Tiffany windows in storage at Winchester House
Sarah Winchester ordered Tiffany windows in advance and kept them in storage for whenever she needed them.
Some doors lead straight into brick walls. One doorway on the second floor, appropriately nicknamed, The Door to No Where, leads outside to absolutely nothing—no staircase, no balcony, no hallway. If you were to walk out this door you’d drop two stories to the garden beneath. Another doorway would drop you one floor into the a sink. In many cases some of the more than 2000 windows were built facing walls, providing no view. This is not only odd, but a shame as many of these windows were designed and made by Louis Comfort Tiffany. These individual works of art, priceless today, are found throughout the house, some installed in rooms without natural light, others against walls or and even more stored in a basement.

Mrs. Winchester’s eccentricities didn’t stop with the building. She liked to know what her servants were doing at all times, and several of the windows enabled her to spy on them or to overhear their conversations. If any of the servants dared to give her advice on construction, they were given their walking papers at the end of that day. She had bells rigged throughout the house so that when she needed something no matter which room she was in, a servant could come to her. When an earthquake severely damaged a wing of the house, she just had it sealed off, never bothering to fix it or tear it down.
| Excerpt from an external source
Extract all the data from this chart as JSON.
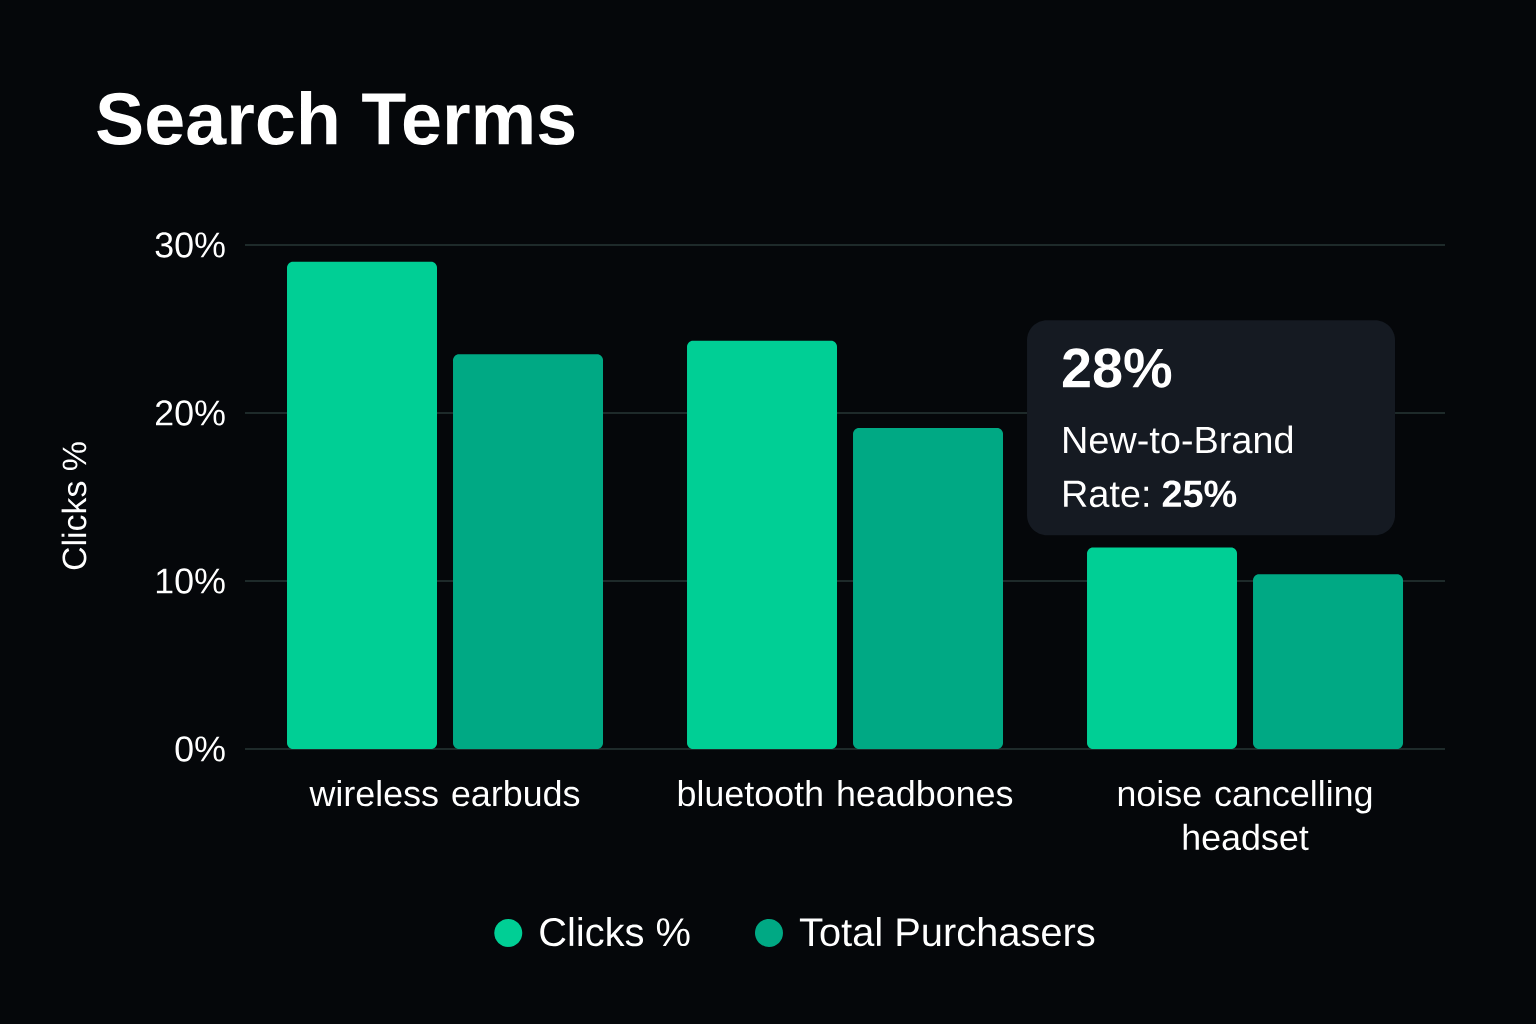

She was also fixated on the number thirteen. Multiple rooms in the house have thirteen windows. There are thirteen bathrooms and there are even trees outside sculpted into the numbers one and three.

Stairs to nowhere
Stairs to nowhere…
Upon her death, her favorite niece had the house completely emptied. It took moving men working eight hours a day six weeks to empty the house of its contents and the Mystery House has not been able to find any of the original furniture to return to the house. Sarah Winchester’s will gave part of her fortune to tuberculosis research, because it was the disease that killed her husband. These are arguably the best dollars Sarah Winchester ever spent.

The Winchester Mystery House holds tours daily and popular evening flashlight tours every Friday the 13th. It is definitely worth a look if you are in town and have an afternoon to sightsee.
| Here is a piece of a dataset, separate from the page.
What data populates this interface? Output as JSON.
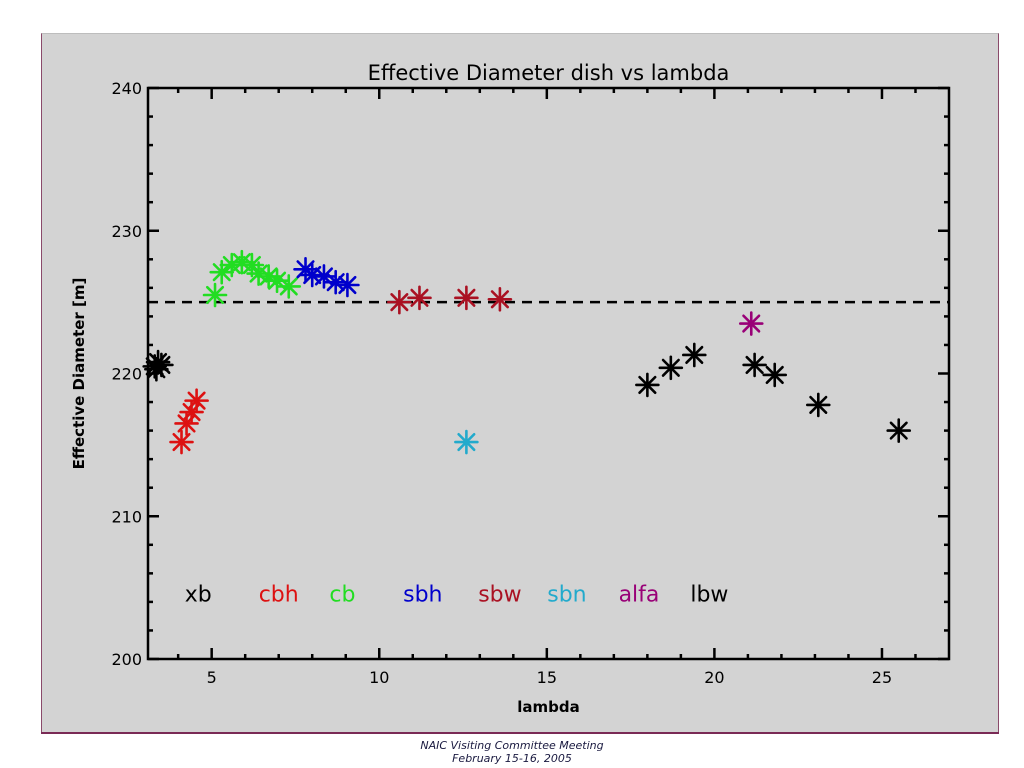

Winchester Mystery House Facts:

  • Construction started: 1884
  • Construction ends: 1922
  • Cost of Construction: $5,500,000
  • Length of Construction: 38 years
  • Rooms: 160
  • Doors: 2,000
  • Windows: 10,000
  • Stairways: 40
  • Fireplaces: 47
  • Chimneys: 17
  • Bathrooms: 13
  • Kitchens: 6
  • Gallons of paint needed for exterior: 20,000

Source: Winchester Mystery House


Deborah Lacy loves crime fiction a little too much. You can follow her on Twitter (@quippy), if you dare.

Comments

  1. sleuthsister Kim

    You make me want to hop on a plane and come visit right now!

  2. bev Lacy

    So for years I drove past the signs for this house and always wondered what is it? Why do people go there…and now I know. Pretty cool.

  3. Sleuthsister Kim

    You make me want to hop on a plane and come visit right now.

  4. Clare 2e

    Cool article, Deb! It’s a big part of the setting for Tim Powers’ contemporary fantasy Earthquake Weather (1997), the conclusion of a magical, electrical, ghostly trilogy that makes use of the mystery house’s hidey holes and twisty-turns into nowhere. After reading that, I’ve always wanted to visit, and what fun it would be to be touring it tonight by flashlight. ooooooohhhh

  5. Deborah Lacy

    @SleuthsisterKim – What are you waiting for?
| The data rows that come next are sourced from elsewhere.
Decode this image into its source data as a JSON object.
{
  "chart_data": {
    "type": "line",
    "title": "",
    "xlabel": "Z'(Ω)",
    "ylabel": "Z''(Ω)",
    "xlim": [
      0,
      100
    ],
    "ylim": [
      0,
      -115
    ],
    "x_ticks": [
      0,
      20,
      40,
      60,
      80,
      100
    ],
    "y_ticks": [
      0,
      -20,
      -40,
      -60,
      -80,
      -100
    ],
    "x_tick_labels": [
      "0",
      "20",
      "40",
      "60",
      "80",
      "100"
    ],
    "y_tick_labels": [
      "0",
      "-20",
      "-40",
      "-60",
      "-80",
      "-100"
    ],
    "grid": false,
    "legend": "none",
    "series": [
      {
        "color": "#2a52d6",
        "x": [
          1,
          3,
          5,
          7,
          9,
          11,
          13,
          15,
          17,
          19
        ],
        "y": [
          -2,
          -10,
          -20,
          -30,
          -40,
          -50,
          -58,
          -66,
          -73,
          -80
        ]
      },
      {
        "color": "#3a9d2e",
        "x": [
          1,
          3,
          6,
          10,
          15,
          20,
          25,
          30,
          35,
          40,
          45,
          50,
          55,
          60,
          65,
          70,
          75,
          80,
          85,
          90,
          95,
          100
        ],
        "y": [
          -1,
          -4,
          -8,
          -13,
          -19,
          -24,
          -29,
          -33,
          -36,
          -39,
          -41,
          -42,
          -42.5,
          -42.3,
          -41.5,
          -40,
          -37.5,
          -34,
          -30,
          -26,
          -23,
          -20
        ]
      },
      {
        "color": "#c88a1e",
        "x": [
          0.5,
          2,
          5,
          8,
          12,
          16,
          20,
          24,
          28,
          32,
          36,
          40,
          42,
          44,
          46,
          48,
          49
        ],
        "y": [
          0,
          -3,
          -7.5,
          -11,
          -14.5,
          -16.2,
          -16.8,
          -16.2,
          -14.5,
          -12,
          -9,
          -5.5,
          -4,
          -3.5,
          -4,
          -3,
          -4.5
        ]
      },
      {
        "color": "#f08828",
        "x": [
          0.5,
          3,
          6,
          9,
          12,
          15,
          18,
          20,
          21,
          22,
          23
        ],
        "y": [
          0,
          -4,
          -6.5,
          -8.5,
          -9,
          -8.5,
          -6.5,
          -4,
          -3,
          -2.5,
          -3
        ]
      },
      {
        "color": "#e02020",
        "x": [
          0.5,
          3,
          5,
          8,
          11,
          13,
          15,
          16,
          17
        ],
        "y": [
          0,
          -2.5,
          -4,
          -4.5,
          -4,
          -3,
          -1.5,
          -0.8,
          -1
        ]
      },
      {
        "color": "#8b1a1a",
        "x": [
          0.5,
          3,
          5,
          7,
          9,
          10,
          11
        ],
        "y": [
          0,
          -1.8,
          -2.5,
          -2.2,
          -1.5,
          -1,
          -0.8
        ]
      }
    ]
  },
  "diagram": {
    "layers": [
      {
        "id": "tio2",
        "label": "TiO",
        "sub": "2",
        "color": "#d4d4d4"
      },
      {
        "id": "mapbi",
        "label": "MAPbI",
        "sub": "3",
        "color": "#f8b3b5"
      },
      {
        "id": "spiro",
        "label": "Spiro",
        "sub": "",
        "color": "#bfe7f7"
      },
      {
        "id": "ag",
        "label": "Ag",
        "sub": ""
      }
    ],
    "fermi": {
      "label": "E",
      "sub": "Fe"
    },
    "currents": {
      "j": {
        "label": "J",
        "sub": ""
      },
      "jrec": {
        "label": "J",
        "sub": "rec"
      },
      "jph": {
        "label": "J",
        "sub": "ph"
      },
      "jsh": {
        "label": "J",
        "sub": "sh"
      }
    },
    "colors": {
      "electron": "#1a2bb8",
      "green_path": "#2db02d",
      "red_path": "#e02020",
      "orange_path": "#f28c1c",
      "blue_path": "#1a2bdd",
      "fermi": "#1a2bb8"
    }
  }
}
    @Clare2e – the evening flash tours are pretty cool. The place adopts another whole character in the dark.

  6. Terrie Farley Moran

    I had no idea that such a place existed. Thanks for this.

  7. Deborah Lacy

    @Terrie – you have to go next time you even come near San Jose.

  8. Kristi1

    Sarah’s story was so sad. She’d lost the people she loved and was preyed on by psychics. She lost her mind looking for all the answers and a way to communicate with her husband and baby.